An aircraft maintains a speed of 500 miles per hour in a southwestern direction. The velocity of the jet stream is constant 50 miles per hour from the west. Find the resultant vector, the speed, and actual direction of the aircraft.
R = 500mi/h @ 225o + 50mi/h @ 0o
X = 500*cos225 + 50 = --303.6/303.6 mi/h.
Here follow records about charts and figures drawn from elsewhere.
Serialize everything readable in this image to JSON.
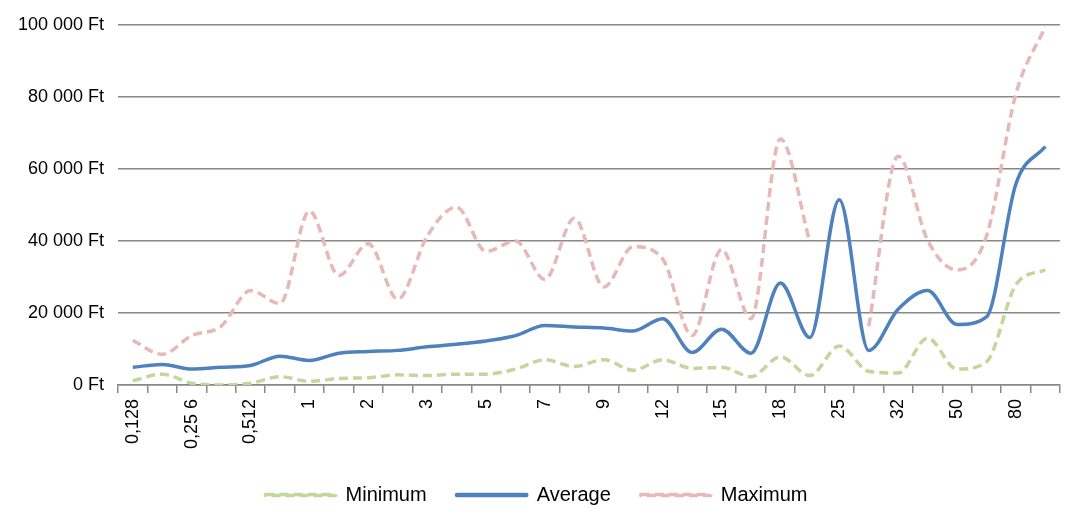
{
  "chart_data": {
    "type": "line",
    "categories": [
      "0,128",
      null,
      "0,25 6",
      null,
      "0,512",
      null,
      "1",
      null,
      "2",
      null,
      "3",
      null,
      "5",
      null,
      "7",
      null,
      "9",
      null,
      "12",
      null,
      "15",
      null,
      "18",
      null,
      "25",
      null,
      "32",
      null,
      "50",
      null,
      "80",
      null
    ],
    "series": [
      {
        "name": "Minimum",
        "color": "#c3d69b",
        "line_style": "dashed",
        "values": [
          1200,
          3000,
          500,
          0,
          500,
          2300,
          1000,
          1800,
          2000,
          2800,
          2600,
          3000,
          3000,
          4400,
          7000,
          5100,
          7000,
          4100,
          7000,
          4600,
          4900,
          2300,
          7800,
          2600,
          10800,
          3800,
          3300,
          13000,
          4400,
          6400,
          27800,
          32000
        ]
      },
      {
        "name": "Average",
        "color": "#4f81bd",
        "line_style": "solid",
        "values": [
          4900,
          5700,
          4400,
          4900,
          5400,
          8000,
          6800,
          8800,
          9300,
          9600,
          10600,
          11300,
          12200,
          13700,
          16500,
          16100,
          15800,
          15000,
          18400,
          9000,
          15500,
          8800,
          28300,
          13200,
          51400,
          9600,
          21000,
          26200,
          16800,
          18900,
          55800,
          66200
        ]
      },
      {
        "name": "Maximum",
        "color": "#e6b9b8",
        "line_style": "dashed",
        "values": [
          12400,
          8500,
          13700,
          16300,
          26200,
          22600,
          48300,
          30400,
          39200,
          23800,
          41300,
          49400,
          37100,
          40000,
          29300,
          46300,
          27200,
          38400,
          35000,
          13700,
          37600,
          18400,
          68300,
          39700,
          null,
          16300,
          63500,
          40200,
          31900,
          41300,
          80800,
          99500
        ]
      }
    ],
    "ylim": [
      0,
      100000
    ],
    "yticks": [
      {
        "value": 0,
        "label": "0 Ft"
      },
      {
        "value": 20000,
        "label": "20 000 Ft"
      },
      {
        "value": 40000,
        "label": "40 000 Ft"
      },
      {
        "value": 60000,
        "label": "60 000 Ft"
      },
      {
        "value": 80000,
        "label": "80 000 Ft"
      },
      {
        "value": 100000,
        "label": "100 000 Ft"
      }
    ],
    "grid": "y",
    "legend": "bottom",
    "marker": "none"
  }
}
Y = 500*sin225 = -353.6 mi/h.
tanAr = Y/X = -353.6/-303.6 = 49.35o =
Reference Angle.
A = 49.35 + 180 = 229.35o,CCW = 40.65o
West of South = Direction.
V = X/cosA = -303.6/cos229.35=466 mi/h.
To solve this problem, we need to understand vector addition. The resultant vector is the total displacement of an object when multiple vectors act upon it. In this case, we have two vectors: the velocity of the aircraft and the velocity of the jet stream.
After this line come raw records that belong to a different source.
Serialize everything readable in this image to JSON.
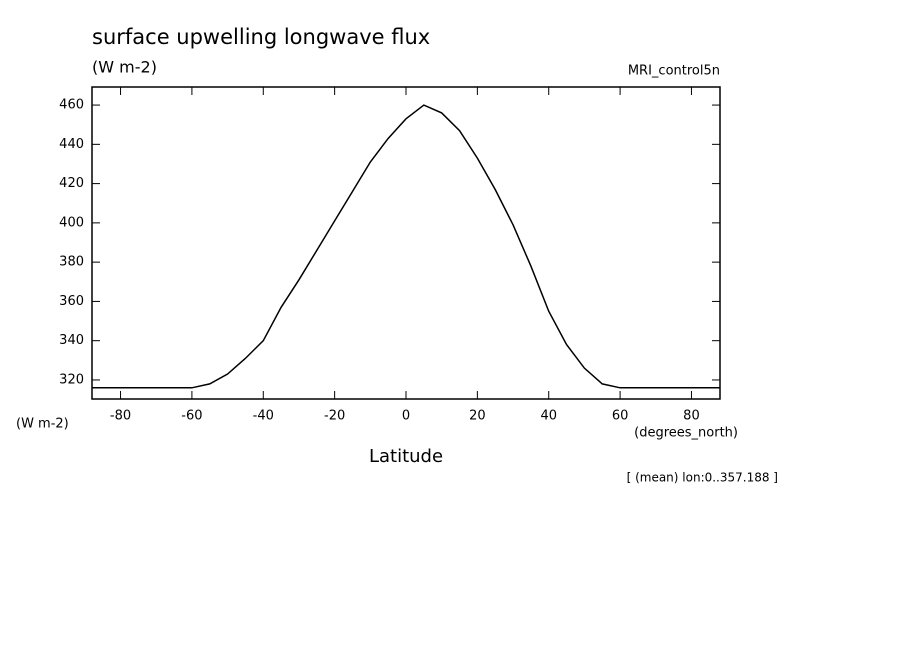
{
  "chart_data": {
    "type": "line",
    "title": "surface upwelling longwave flux",
    "units": "(W m-2)",
    "dataset": "MRI_control5n",
    "y_axis_label": "(W m-2)",
    "x_axis_units": "(degrees_north)",
    "x_axis_label": "Latitude",
    "annotation": "[ (mean) lon:0..357.188 ]",
    "x": [
      -88,
      -80,
      -70,
      -60,
      -55,
      -50,
      -45,
      -40,
      -35,
      -30,
      -25,
      -20,
      -15,
      -10,
      -5,
      0,
      5,
      10,
      15,
      20,
      25,
      30,
      35,
      40,
      45,
      50,
      55,
      60,
      70,
      80,
      88
    ],
    "series": [
      {
        "name": "surface upwelling longwave flux",
        "color": "#000000",
        "values": [
          316,
          316,
          316,
          316,
          318,
          323,
          331,
          340,
          357,
          371,
          386,
          401,
          416,
          431,
          443,
          453,
          460,
          456,
          447,
          433,
          417,
          399,
          378,
          355,
          338,
          326,
          318,
          316,
          316,
          316,
          316
        ]
      }
    ],
    "xlim": [
      -88,
      88
    ],
    "ylim": [
      310.3,
      469.2
    ],
    "xticks": [
      -80,
      -60,
      -40,
      -20,
      0,
      20,
      40,
      60,
      80
    ],
    "yticks": [
      320,
      340,
      360,
      380,
      400,
      420,
      440,
      460
    ]
  }
}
First, let's represent the aircraft's velocity as a vector. Since it maintains a speed of 500 miles per hour in a southwestern direction, we can represent it as a vector with a magnitude of 500 miles per hour pointing in a southwestern direction. Let's call this vector A.
Next, let's represent the velocity of the jet stream as a vector. Since it is a constant 50 miles per hour from the west, we can represent it as a vector with a magnitude of 50 miles per hour pointing west. Let's call this vector B.
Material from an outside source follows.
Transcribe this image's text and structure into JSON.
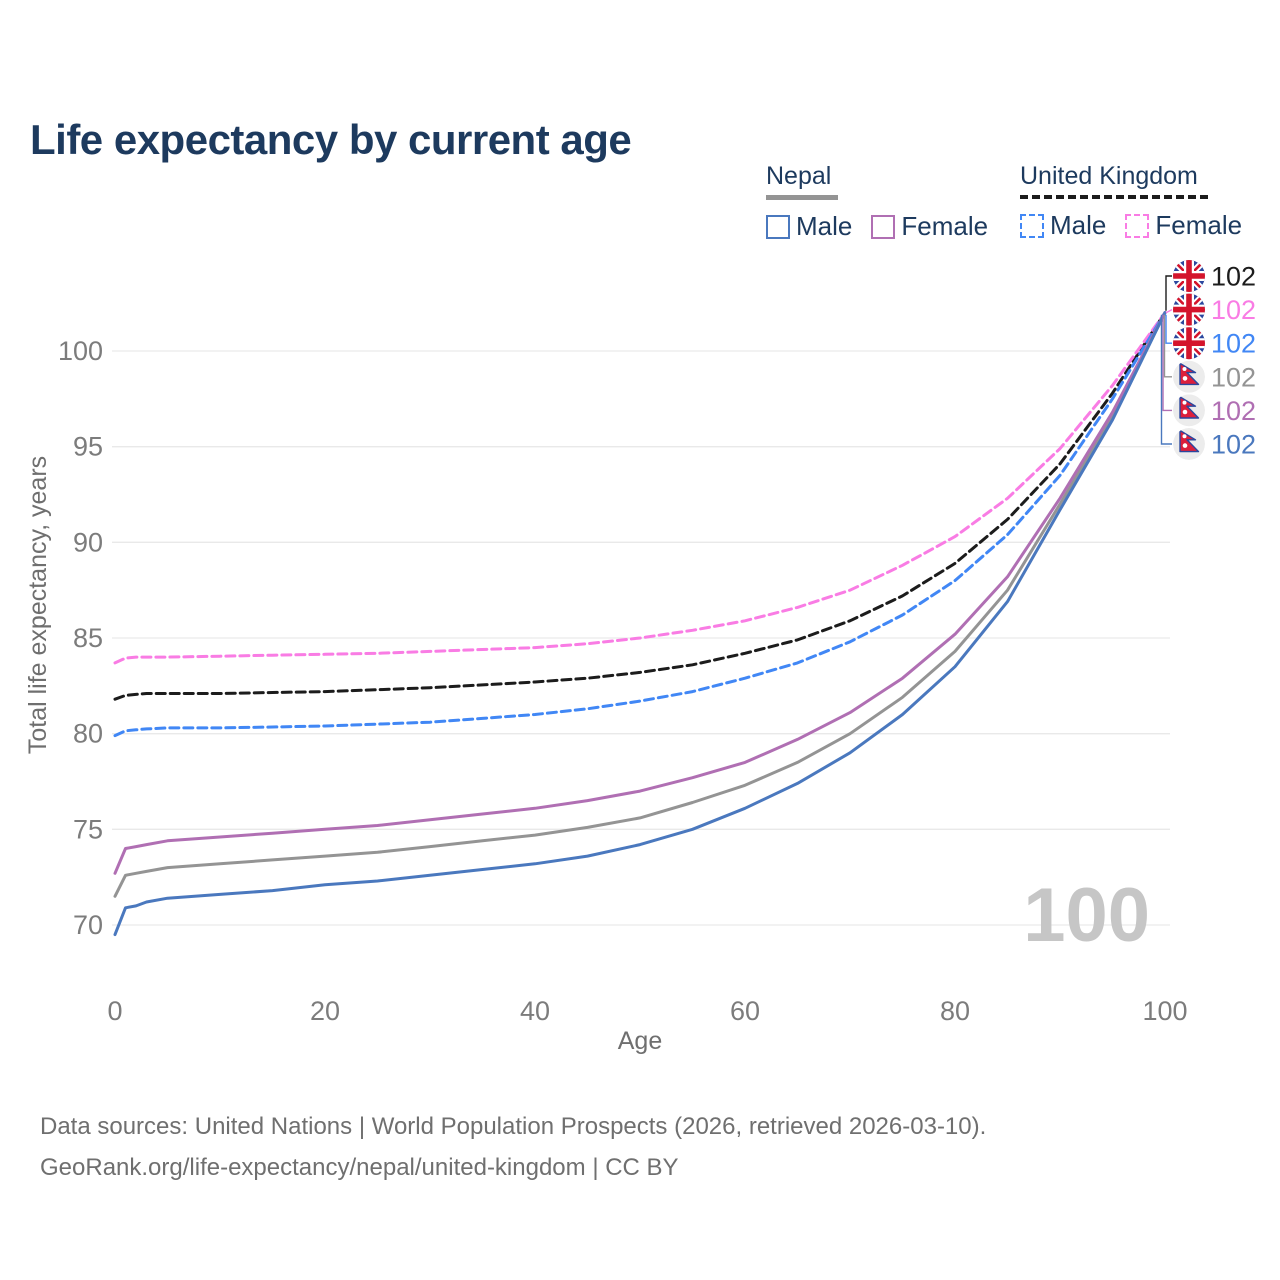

To find the resultant vector, we need to add vectors A and B. We can do this by breaking down each vector into its components, adding their corresponding components, and then combining them to find the resultant vector.
For vector A, since it is in a southwestern direction, we can break it down into two components: one in the southwest direction (x-component) and one in the south direction (y-component). The magnitudes of these components can be found using trigonometry.
Let's assume the x-component is A_x and the y-component is A_y. To find A_x, we use cosine since it's the adjacent side to the angle between vector A and the x-axis. To find A_y, we use sine since it's the opposite side to the angle.
A_x = A * cosθ
A_y = A * sinθ
Here, θ is the angle between vector A and the x-axis, which we can find using trigonometry. Since vector A is in a southwestern direction, we can consider it as 225 degrees with respect to the positive x-axis.
Let's calculate A_x and A_y:
A_x = 500 * cos(225°) ≈ -353.55 miles per hour
A_y = 500 * sin(225°) ≈ -353.55 miles per hour
Now, let's calculate the x and y components of vector B. Since vector B is constant at 50 miles per hour from the west, the x-component of B will be -50 miles per hour, and the y-component will be 0 since there is no north or south component.
Now, we can add the x-components and y-components separately:
Resultant x-component = A_x + B_x
Resultant y-component = A_y + B_y
Resultant x-component ≈ -353.55 miles per hour - 50 miles per hour ≈ -403.55 miles per hour
Resultant y-component ≈ -353.55 miles per hour + 0 miles per hour ≈ -353.55 miles per hour
Finally, use these resultant x and y components to find the magnitude and direction of the resultant vector:
Magnitude of the resultant vector = sqrt((Resultant x-component)² + (Resultant y-component)²)
Magnitude of the resultant vector ≈ sqrt((-403.55)² + (-353.55)²) ≈ 548.03 miles per hour
To find the direction of the resultant vector:
Direction = atan(Resultant y-component / Resultant x-component)
Direction ≈ atan(-353.55 / -403.55) ≈ atan(0.875) ≈ 41.17 degrees
Therefore, the resultant vector has a magnitude of approximately 548.03 miles per hour and a direction of approximately 41.17 degrees.